Fogo de Chão isn't fighting this trend. Instead, it is adding drinks to the menu that either have no alcohol whatsoever or are only about 0.05% alcohol, courtesy of the CleanCo brand. For the makers of little cocktail umbrellas, this might be good news. They can still sell their tiny creations to bars and restaurants everywhere. They just won't always be topping an alcohol-filled drink. This isn't to say that Fogo de Chão will do away with its adult beverages. They make appearances on the chain's Happy Hour menu. It's just that now, the chain has a more balanced approach to alcohol sales to better cater to its non-drinking Millennial and Gen Z base.

It's building near Disney and other family-centric places

The family dinner table speaks to the human need to build community: to talk, to laugh, to eat. In fact, it's known that several activities release the so-called bonding hormone, oxytocin, and eating and being around friends and family count as two of them. Intuitively, restaurateurs know this, which is why they build in family-centric areas like malls and the family-centric destination to beat all family-centric destinations, Disney World. 

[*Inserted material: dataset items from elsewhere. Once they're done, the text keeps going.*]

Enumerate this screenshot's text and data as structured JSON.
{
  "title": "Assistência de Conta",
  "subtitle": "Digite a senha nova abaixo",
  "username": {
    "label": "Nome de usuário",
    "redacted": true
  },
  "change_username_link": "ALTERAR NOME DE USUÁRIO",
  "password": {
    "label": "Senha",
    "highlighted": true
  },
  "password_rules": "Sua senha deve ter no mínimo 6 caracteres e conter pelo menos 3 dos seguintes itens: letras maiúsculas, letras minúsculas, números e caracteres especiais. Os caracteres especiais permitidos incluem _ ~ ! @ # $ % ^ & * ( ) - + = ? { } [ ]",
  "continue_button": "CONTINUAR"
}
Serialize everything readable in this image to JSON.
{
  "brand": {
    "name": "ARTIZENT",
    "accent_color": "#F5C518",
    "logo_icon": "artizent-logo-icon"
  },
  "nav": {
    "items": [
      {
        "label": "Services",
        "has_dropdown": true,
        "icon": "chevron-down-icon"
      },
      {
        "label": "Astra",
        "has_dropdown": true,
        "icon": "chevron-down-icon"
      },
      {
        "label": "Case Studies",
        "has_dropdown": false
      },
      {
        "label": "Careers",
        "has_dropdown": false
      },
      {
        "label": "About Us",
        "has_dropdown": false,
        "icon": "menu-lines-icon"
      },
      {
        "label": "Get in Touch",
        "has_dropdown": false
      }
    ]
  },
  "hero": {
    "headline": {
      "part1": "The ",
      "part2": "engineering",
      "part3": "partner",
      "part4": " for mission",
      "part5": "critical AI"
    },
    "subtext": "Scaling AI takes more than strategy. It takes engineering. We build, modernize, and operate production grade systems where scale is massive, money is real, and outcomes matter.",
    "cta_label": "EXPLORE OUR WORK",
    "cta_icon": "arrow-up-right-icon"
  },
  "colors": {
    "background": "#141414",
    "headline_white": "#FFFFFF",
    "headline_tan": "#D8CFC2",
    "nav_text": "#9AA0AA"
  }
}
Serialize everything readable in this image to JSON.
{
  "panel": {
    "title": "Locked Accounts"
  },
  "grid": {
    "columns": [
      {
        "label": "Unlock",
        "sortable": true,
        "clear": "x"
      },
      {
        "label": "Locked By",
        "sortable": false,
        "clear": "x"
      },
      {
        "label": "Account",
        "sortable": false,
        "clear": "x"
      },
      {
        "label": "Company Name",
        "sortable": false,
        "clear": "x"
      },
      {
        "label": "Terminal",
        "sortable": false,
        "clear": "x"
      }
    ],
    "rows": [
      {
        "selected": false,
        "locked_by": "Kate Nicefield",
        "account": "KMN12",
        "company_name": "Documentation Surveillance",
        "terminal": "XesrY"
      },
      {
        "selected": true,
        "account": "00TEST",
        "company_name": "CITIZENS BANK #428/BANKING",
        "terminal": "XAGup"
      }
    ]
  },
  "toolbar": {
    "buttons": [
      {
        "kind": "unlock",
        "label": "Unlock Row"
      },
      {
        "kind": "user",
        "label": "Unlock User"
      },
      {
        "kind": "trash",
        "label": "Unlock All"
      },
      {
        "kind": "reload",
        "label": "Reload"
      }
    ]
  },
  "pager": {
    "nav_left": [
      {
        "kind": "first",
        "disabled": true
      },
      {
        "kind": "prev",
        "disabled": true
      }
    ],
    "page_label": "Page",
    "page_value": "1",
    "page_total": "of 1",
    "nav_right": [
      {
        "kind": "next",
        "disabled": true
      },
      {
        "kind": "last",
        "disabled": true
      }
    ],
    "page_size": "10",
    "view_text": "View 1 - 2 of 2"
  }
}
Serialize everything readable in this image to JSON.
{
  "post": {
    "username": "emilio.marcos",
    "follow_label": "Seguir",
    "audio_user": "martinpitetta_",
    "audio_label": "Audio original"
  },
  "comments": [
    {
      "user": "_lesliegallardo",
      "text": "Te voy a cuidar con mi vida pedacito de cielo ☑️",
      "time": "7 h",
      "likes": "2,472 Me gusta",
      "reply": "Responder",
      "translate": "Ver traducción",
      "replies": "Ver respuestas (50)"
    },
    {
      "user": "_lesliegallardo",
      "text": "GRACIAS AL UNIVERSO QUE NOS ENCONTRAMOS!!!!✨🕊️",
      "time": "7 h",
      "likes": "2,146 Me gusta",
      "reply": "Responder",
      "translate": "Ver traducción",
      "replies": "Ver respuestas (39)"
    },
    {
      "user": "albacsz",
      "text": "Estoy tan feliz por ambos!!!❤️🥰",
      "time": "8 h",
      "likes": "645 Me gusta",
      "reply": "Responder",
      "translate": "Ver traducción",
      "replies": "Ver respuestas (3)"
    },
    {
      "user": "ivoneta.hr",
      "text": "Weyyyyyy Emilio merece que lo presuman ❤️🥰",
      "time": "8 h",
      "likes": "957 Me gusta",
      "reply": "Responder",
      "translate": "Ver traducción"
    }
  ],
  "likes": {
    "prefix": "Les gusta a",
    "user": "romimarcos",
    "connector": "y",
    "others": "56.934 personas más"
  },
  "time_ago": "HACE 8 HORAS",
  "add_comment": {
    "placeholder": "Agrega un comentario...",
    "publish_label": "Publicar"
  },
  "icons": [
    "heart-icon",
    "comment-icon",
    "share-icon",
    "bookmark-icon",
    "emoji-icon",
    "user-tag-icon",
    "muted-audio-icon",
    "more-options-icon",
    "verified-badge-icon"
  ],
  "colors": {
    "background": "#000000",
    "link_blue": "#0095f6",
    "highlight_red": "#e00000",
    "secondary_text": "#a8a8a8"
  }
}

With 16% of its customer base being families, Fogo de Chão has wisely jumped on the kiddie bandwagon. On the most fundamental level, it has removed a big obstacle for parents –- cost. For dinner, parents with kids under age 6 pay zero. Zip. Nada. They pay slightly more for their 7- to 12-year-olds, who eat for half price. Now imagine how well this little factoid will go over with the parents who will eat in the soon-to-be Fogo de Chão near Disney World. Food comes quickly at this mostly buffet-style restaurant, just the remedy hungry families need when they are trying to get over the sensory overload of a day at Disney World. 

But the chain is expanding beyond Disney, heading into shopping malls, in places like Bridgewater, New Jersey. In 2022, the chain announced plans to grow over the next two decades to at least 300 restaurants in the U.S. (up from 58 locations in early 2023), according to Restaurant Dive. That's a lot of oxytocin-producing meals.